As I mentioned in the opening paragraph, another improvement needed in our Bible teachings of today is to provide more lessons on timely New Testament topics that are relevant and vital to individuals and societies of this present age. We need to focus on issues like salvation, new birth, Christian living, Jesus, establishing a relationship with God, etc. which prepare people for eternity with Christ and teach them how to live Godly lives in this present age.
During the years I served in Children’s ministry and other various roles in the church, curriculum focused mainly on Old Testament stories and themes. Those these are good teaching topics, they didn’t spend time teaching on the relevant issues (like mentioned in the previous paragraph) that equip and prepare people for daily life both natural and spiritual. They didn’t teach people that it was vital to have a personal relationship with God; nor did they teach students what they needed to be able to stand strong in the Lord and confront the evil they face on a daily basis in this world. In addition, not much time was spent on teaching students about prophecy and the end times that signal the second coming of Jesus Christ.
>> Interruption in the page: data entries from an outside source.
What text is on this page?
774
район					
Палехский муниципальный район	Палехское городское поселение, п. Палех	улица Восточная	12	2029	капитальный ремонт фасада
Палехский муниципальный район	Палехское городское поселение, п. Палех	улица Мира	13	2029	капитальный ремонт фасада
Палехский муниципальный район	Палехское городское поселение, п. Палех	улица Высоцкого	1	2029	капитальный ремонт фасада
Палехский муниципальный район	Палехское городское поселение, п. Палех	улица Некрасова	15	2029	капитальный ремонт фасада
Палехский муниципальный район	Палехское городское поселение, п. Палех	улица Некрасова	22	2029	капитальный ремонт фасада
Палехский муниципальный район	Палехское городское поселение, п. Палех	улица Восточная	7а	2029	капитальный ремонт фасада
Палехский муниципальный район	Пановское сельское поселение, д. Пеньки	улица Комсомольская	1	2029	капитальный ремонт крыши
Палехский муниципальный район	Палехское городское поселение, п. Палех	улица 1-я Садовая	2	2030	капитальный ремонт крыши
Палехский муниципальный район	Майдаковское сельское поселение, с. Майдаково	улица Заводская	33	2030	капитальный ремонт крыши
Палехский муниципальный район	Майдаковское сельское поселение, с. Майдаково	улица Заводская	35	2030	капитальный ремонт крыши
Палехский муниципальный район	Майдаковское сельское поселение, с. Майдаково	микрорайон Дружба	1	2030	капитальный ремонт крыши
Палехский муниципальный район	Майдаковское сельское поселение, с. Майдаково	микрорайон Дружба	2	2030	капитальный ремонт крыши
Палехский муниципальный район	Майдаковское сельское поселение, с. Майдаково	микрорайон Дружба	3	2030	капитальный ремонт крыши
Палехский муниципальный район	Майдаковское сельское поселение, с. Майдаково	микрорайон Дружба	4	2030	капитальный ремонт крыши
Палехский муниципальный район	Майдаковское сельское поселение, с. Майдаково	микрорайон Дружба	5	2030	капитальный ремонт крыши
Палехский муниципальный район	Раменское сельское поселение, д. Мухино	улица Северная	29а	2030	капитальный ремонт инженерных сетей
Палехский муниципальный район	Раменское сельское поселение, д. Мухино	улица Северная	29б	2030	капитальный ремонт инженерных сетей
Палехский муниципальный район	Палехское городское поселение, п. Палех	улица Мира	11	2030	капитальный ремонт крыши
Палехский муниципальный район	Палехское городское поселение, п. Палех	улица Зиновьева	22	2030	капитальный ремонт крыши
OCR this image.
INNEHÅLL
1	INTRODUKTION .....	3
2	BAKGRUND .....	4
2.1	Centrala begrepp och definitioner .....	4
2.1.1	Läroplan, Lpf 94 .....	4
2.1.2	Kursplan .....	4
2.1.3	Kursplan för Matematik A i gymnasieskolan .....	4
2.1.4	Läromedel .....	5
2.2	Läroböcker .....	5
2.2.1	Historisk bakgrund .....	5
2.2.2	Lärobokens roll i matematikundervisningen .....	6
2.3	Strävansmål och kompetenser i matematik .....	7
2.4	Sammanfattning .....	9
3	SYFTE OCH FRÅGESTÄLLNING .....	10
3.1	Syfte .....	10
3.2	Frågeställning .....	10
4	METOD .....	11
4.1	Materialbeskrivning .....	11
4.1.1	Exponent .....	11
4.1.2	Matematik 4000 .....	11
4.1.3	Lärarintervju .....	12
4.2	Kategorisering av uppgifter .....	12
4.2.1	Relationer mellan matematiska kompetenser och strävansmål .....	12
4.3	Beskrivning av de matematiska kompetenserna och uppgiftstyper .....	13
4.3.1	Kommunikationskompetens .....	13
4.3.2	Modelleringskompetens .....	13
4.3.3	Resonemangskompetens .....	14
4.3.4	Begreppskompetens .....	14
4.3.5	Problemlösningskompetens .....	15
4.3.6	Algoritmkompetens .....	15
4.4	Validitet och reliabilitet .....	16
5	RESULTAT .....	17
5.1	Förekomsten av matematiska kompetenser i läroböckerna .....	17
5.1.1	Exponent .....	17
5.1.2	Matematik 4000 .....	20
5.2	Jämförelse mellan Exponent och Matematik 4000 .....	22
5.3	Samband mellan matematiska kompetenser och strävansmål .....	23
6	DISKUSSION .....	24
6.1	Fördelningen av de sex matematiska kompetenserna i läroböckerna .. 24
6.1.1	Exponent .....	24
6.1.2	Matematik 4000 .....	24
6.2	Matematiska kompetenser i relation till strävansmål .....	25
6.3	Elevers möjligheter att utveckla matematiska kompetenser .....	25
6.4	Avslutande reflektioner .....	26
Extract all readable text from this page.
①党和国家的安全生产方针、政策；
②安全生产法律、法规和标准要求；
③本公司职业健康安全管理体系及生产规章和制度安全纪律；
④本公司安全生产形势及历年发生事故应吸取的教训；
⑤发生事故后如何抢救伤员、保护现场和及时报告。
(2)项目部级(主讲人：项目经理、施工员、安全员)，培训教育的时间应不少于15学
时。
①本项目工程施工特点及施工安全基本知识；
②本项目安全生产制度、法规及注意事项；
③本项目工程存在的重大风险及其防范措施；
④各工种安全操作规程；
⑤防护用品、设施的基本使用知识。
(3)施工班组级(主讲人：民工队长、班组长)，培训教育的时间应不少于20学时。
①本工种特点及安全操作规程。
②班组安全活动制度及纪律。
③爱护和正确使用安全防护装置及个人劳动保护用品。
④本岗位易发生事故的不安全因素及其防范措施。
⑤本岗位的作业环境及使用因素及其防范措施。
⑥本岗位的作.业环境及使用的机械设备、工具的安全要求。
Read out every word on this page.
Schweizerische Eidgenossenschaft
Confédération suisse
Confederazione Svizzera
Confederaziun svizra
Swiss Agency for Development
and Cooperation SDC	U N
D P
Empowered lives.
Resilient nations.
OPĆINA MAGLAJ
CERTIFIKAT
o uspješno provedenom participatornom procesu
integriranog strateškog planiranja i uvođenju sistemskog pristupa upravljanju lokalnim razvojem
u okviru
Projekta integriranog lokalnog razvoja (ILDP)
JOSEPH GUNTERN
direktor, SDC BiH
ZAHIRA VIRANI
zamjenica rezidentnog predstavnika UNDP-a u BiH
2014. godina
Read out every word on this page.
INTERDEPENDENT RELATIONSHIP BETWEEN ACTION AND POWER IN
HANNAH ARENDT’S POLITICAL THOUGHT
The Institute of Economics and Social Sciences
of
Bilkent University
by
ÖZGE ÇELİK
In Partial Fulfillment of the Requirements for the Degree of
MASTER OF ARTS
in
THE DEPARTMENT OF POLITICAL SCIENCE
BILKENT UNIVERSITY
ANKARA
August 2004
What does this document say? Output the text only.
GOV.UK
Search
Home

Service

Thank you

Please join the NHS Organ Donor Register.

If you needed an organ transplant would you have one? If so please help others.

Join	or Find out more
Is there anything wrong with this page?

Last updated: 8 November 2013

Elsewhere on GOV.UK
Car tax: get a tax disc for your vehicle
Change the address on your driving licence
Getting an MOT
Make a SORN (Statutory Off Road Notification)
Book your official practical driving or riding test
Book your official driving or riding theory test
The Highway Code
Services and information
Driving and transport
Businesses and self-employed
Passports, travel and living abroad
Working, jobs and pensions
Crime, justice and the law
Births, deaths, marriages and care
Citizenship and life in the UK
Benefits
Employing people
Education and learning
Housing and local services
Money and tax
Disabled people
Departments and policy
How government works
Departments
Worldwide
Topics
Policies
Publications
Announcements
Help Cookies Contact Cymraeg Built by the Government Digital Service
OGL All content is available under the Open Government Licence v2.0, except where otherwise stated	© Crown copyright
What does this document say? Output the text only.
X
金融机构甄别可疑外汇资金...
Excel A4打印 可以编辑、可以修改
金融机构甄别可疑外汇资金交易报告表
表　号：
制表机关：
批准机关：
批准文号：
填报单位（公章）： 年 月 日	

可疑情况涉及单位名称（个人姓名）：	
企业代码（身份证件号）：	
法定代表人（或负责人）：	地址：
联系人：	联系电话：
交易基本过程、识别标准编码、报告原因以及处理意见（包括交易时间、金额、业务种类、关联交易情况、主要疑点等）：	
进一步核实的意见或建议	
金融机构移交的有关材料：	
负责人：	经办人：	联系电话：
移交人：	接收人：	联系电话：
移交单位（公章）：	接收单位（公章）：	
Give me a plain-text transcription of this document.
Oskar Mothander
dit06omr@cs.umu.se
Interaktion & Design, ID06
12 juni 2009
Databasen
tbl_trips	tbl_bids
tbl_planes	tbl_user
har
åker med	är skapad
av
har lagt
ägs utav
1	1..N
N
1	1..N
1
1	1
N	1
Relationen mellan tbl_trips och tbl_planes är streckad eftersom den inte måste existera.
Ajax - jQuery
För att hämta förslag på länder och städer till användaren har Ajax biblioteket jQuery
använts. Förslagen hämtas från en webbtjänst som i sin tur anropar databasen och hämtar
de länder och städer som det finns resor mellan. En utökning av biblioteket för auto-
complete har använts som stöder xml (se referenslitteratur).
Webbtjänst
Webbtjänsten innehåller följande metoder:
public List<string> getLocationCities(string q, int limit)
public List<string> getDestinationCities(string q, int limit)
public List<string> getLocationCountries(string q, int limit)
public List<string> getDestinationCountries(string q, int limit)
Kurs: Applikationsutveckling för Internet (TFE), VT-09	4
As I remember, most of the curriculum I saw focused mainly on Biblical historical accounts of events and people in the Old Testament (like the stories of David and Goliath, David and Saul, Abraham and Sarah, etc.). Though some of the curriculums touched on Jesus’ life and ministry, those went by quickly and weren’t revisited. These curriculums did not prepare our students to use their Bibles to find answers to their problems, get born again, establish personal relationships with Jesus, or live in the world around us today—a world of evil that continues to bombard us with its messages, enticing us into temptation and evil pleasures—and away from God.
God doesn’t want His people to conform to this world (1 John 2:15-17), to love the things of this world, or to be deceived by its continual enticement and evil pleasures. Nor does God want us to fall into the traps of Satan, our adversary. God wants us to love Him and He loves us back. He loves us with an everlasting love, a love deeper than we can ever understand. God want us for His special people, now and throughout eternity.
In conclusion, I believe it’s time for change. We need to take a serious look at ourselves, our teaching methods, and our Bible-teaching materials. After meditating on these things, we should ask ourselves, “Are we preparing the students of today to become strong Christians who know the Bible, who can stand during difficult times, who live Godly lives, who confront evil and do Spiritual warfare, and who shine brightly in this evil world, bringing glory and pleasure to God? Are the materials I’m teaching with geared toward that end? Am I spending time with God and in preparation of my lesson? Do I have the Holy Spirit living in me and empowering me for His service?”
As Christian writers, we also need to ask ourselves these questions about our writing, “Do our writings point others to Jesus? Do they help prepare God’s people? Am I spending time with God? Do I have the Holy Spirit living in me, empowering me for God’s service? Does my writing bring God glory and pleasure?”